Understanding R-squared in Linear Regression: A Case Study

In the realm of statistical modeling, R-squared (R²) is a widely used measure to evaluate the goodness-of-fit of a linear regression model. It represents the proportion of variance in the dependent variable that is predictable from the independent variables. However, with great power comes great responsibility, and misinterpreting R² can lead to incorrect conclusions about model performance.

In this article, we will delve into the world of R-squared, exploring its limitations, pitfalls, and nuances.

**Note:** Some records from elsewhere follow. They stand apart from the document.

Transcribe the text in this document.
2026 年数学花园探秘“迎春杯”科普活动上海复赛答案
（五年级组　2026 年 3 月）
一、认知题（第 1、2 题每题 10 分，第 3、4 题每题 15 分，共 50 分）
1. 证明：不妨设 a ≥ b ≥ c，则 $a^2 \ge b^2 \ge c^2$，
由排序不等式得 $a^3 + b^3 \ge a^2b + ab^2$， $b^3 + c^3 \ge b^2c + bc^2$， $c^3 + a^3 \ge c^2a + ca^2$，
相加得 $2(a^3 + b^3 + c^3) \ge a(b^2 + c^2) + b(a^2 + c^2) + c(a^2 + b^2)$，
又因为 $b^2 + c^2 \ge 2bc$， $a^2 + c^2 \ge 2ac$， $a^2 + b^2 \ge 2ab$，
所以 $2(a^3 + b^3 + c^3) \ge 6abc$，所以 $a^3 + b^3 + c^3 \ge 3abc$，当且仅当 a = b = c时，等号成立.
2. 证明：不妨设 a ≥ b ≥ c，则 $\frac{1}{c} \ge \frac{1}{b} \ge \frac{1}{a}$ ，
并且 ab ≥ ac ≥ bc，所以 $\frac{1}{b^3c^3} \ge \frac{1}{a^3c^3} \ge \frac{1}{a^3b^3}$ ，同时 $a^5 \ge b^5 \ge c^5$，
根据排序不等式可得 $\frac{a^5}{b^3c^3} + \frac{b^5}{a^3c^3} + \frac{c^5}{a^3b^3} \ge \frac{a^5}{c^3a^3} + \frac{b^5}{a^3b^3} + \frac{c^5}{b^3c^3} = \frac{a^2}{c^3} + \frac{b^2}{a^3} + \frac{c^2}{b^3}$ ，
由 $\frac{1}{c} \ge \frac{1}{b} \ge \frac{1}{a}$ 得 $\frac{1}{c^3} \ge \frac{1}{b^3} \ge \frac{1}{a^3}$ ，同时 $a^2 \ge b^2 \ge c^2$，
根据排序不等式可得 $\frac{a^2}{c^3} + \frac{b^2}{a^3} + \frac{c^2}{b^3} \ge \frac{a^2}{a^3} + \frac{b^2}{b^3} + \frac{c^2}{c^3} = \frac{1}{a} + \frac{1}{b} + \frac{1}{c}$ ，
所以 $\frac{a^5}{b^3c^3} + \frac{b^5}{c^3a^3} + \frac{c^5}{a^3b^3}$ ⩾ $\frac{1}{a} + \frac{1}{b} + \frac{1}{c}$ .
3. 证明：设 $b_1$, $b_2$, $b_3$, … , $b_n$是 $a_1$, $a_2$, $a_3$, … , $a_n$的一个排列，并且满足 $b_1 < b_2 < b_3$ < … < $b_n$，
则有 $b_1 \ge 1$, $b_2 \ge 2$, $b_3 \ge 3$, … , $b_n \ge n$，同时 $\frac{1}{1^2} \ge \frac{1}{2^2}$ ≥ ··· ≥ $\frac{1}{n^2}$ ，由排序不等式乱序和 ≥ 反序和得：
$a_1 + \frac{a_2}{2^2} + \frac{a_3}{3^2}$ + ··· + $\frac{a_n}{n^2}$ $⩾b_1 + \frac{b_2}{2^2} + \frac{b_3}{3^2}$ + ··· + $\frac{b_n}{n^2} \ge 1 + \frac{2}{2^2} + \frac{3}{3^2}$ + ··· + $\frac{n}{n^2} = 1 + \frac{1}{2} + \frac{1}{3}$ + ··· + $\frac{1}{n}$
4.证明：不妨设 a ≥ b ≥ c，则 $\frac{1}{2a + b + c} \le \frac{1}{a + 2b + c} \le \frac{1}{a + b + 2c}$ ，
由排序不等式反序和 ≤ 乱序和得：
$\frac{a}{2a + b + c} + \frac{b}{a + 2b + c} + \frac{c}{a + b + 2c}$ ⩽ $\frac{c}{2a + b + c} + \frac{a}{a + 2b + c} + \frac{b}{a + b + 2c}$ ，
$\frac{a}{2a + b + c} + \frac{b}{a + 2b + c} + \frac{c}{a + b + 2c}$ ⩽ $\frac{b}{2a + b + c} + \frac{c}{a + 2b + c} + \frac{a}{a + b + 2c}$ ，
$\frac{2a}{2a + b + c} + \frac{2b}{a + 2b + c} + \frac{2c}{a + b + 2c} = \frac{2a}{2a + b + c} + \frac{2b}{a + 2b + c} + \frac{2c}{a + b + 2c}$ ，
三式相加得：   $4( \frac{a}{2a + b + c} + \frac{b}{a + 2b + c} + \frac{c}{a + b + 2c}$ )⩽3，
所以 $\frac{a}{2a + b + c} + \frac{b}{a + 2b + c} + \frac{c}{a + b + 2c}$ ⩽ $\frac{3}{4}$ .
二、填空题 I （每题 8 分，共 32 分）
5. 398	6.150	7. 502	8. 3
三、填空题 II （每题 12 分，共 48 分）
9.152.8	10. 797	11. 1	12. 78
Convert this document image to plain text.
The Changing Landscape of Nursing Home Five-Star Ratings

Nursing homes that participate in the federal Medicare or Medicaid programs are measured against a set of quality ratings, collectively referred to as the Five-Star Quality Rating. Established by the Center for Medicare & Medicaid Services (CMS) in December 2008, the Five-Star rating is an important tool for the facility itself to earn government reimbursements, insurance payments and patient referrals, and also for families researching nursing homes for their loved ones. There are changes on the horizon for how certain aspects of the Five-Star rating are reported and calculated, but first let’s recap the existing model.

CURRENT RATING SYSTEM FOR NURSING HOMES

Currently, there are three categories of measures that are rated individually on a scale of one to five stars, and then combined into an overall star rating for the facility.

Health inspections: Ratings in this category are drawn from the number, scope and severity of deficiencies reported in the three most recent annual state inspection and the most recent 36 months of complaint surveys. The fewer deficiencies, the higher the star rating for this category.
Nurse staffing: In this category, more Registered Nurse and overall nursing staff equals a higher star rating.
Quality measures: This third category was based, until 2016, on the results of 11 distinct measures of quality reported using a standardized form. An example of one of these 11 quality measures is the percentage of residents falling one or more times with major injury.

We’ll use a real-world example, written in R, to illustrate the importance of understanding R² and how to avoid common mistakes that might result in misleading results, like negative R² values.

What is R-squared?

R-squared (R²) is a statistical measure that represents the proportion of variance in the dependent variable that is explained by the independent variables. It’s calculated as the ratio of the sum of squares of the regression line (SSR) to the total sum of squares (SST). Mathematically, R² can be represented as:

[ R^2 = \frac{SSR}{SST} \times 100% ]

where SSR is the sum of squares of the residuals for the regression model and SST is the total sum of squares of all data points.

Types of Regression Models

There are several types of linear regression models, including:

Simple Linear Regression (SLR): A model that predicts a single continuous outcome variable based on a single predictor.
Multiple Linear Regression (MLR): A model that predicts multiple continuous outcome variables based on one or more predictor variables.

Interpreting R-squared Values

The value of R² tells us how well the regression model explains the variance in the dependent variable. Here are some general guidelines for interpreting R² values:

High R² (close to 1): The model is a good fit, and most of the variance is explained by the predictor variables.
Moderate R² (0.5-0.7): The model has some explanatory power, but there’s still room for improvement.
Low R² (< 0.5): The model is not a good fit, and most of the variance is unexplained.

Real-World Example

Let’s examine the provided R code, which generates two linear regression models: one with a single predictor (SLR) and another with two predictors (MLR). The goal is to predict a continuous outcome variable (y) based on one or more predictor variables (z1 and z2).

# Generate sample data
set.seed(123)
n <- 100
x1 <- rnorm(n, mean = 0, sd = 1)
x2 <- rnorm(n, mean = 0, sd = 1)
y <- 3 * x1 + 4 * x2 + rnorm(n, mean = 0, sd = 10)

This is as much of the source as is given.